The root router handles your app’s main routes. Nest sub-apps as route children.
App.svelte
<script>
  import { Router, Link, Route } from "svelte5-router";
  import Home from "./routes/Home.svelte";
  import AdminApp from "./admin/AdminApp.svelte";

  let url = $state("");
</script>

<Router {url}>
  <nav>
    <Link to="/">Home</Link>
    <Link to="/admin">Admin</Link>
  </nav>

  <main>
    <Route path="/" component={Home} />
    <!-- The admin sub-app handles all /admin/* routes -->
    <Route path="/admin/*" component={AdminApp} />
  </main>
</Router>
2

Create the nested Router

Inside AdminApp, declare a second Router with basepath="/admin". Its routes are relative to that base.
admin/AdminApp.svelte
<script>
  import { Router, Link, Route } from "svelte5-router";
  import AdminDashboard from "./AdminDashboard.svelte";
  import AdminUsers from "./AdminUsers.svelte";
  import AdminSettings from "./AdminSettings.svelte";
</script>

<Router basepath="/admin">
  <nav>
    <Link to="/admin">Dashboard</Link>
    <Link to="/admin/users">Users</Link>
    <Link to="/admin/settings">Settings</Link>
  </nav>

  <section>
    <Route path="/admin/users" component={AdminUsers} />
    <Route path="/admin/settings" component={AdminSettings} />
    <!-- Default route for /admin -->
    <Route path="/admin" component={AdminDashboard} />
  </section>
</Router>

Complete Example: Parent at /app, Nested at /app/admin

The following example shows a parent router serving /app/* routes and a nested router scoped to /app/admin/*.
<script>
  import { Router, Link, Route } from "svelte5-router";
  import AppHome from "./routes/AppHome.svelte";
  import AdminArea from "./admin/AdminArea.svelte";

  let url = $state("");
</script>

<Router basepath="/app" {url}>
  <nav>
    <Link to="/app">App Home</Link>
    <Link to="/app/admin">Admin</Link>
  </nav>

  <main>
    <Route path="/app/admin/*" component={AdminArea} />
    <Route path="/app" component={AppHome} />
  </main>
</Router>

Hosting at a Sub-Path

If your application is deployed at https://example.com/my-site instead of the root, set basepath on the topmost router:
App.svelte
<script>
  import { Router, Link, Route } from "svelte5-router";
  import Home from "./routes/Home.svelte";
  import About from "./routes/About.svelte";

  let url = $state("");
</script>

<!-- basepath tells the router that all paths start with /my-site -->
<Router basepath="/my-site" {url}>
  <nav>
    <Link to="/my-site">Home</Link>
    <Link to="/my-site/about">About</Link>
  </nav>

  <main>
    <Route path="/my-site/about" component={About} />
    <Route path="/my-site" component={Home} />
  </main>
</Router>
The basepath value is prepended to paths exactly as written.

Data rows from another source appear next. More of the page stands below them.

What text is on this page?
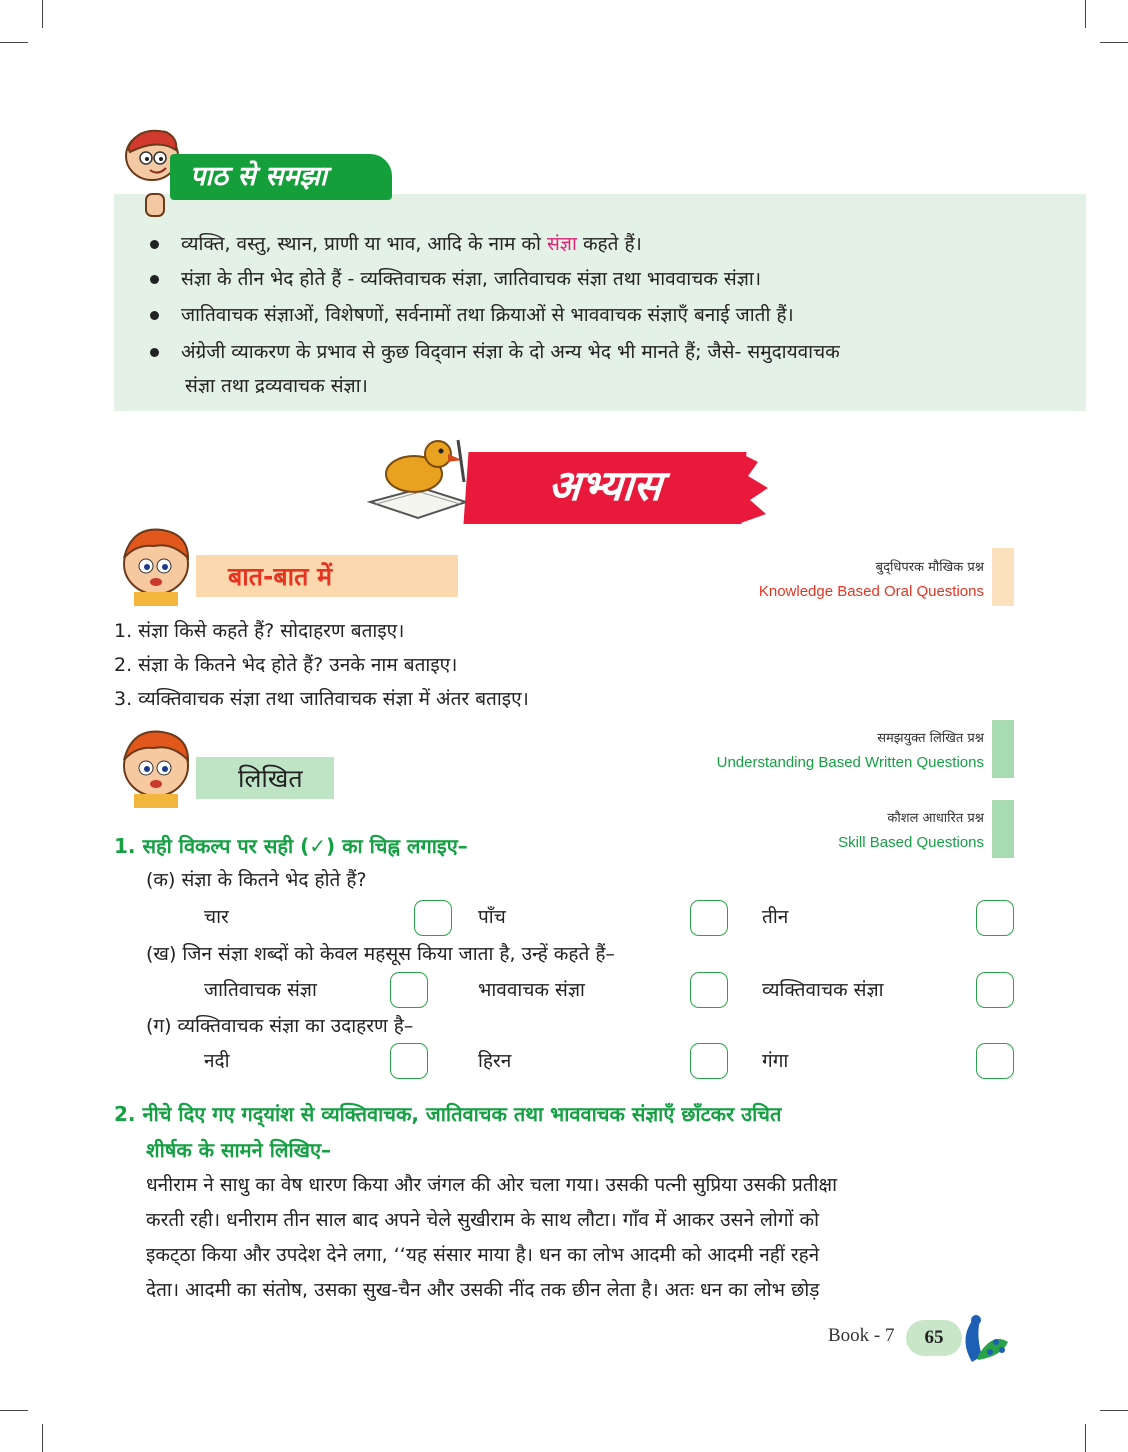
पाठ से समझा
व्यक्ति, वस्तु, स्थान, प्राणी या भाव, आदि के नाम को संज्ञा कहते हैं।
संज्ञा के तीन भेद होते हैं - व्यक्तिवाचक संज्ञा, जातिवाचक संज्ञा तथा भाववाचक संज्ञा।
जातिवाचक संज्ञाओं, विशेषणों, सर्वनामों तथा क्रियाओं से भाववाचक संज्ञाएँ बनाई जाती हैं।
अंग्रेजी व्याकरण के प्रभाव से कुछ विद्‌वान संज्ञा के दो अन्य भेद भी मानते हैं; जैसे- समुदायवाचक
संज्ञा तथा द्रव्यवाचक संज्ञा।
अभ्यास
बात-बात में	बुद्‌धिपरक मौखिक प्रश्न
Knowledge Based Oral Questions
1. संज्ञा किसे कहते हैं? सोदाहरण बताइए।
2. संज्ञा के कितने भेद होते हैं? उनके नाम बताइए।
3. व्यक्तिवाचक संज्ञा तथा जातिवाचक संज्ञा में अंतर बताइए।
लिखित
समझयुक्त लिखित प्रश्न
Understanding Based Written Questions
कौशल आधारित प्रश्न
Skill Based Questions
1. सही विकल्प पर सही (✓) का चिह्न लगाइए–
(क) संज्ञा के कितने भेद होते हैं?
चार	पाँच	तीन
(ख) जिन संज्ञा शब्दों को केवल महसूस किया जाता है, उन्हें कहते हैं–
जातिवाचक संज्ञा	भाववाचक संज्ञा	व्यक्तिवाचक संज्ञा
(ग) व्यक्तिवाचक संज्ञा का उदाहरण है–
नदी	हिरन	गंगा
2. नीचे दिए गए गद्‌यांश से व्यक्तिवाचक, जातिवाचक तथा भाववाचक संज्ञाएँ छाँटकर उचित
शीर्षक के सामने लिखिए–
धनीराम ने साधु का वेष धारण किया और जंगल की ओर चला गया। उसकी पत्नी सुप्रिया उसकी प्रतीक्षा
करती रही। धनीराम तीन साल बाद अपने चेले सुखीराम के साथ लौटा। गाँव में आकर उसने लोगों को
इकट्‌ठा किया और उपदेश देने लगा, ‘‘यह संसार माया है। धन का लोभ आदमी को आदमी नहीं रहने
देता। आदमी का संतोष, उसका सुख-चैन और उसकी नींद तक छीन लेता है। अतः धन का लोभ छोड़
Book - 7	65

Make sure it matches the path prefix configured in your server or static file host. There is no trailing-slash normalisation, so /my-site and /my-site/ behave differently.

Tips

Yes. Each <Route path> value should be the full absolute path including the basepath prefix. The router does not strip the basepath automatically at runtime — it prepends the base to the path you give so they both point to the same URL.
Yes. Routers can be nested to any depth. Each level inherits the routerBase of its parent, so paths always compose correctly as long as you keep them absolute.
Each Router accepts an optional history prop. If you omit it, the nested router uses globalHistory just like the parent. Passing a custom history (e.g. a memory source) lets you isolate the sub-app’s navigation — useful for testing.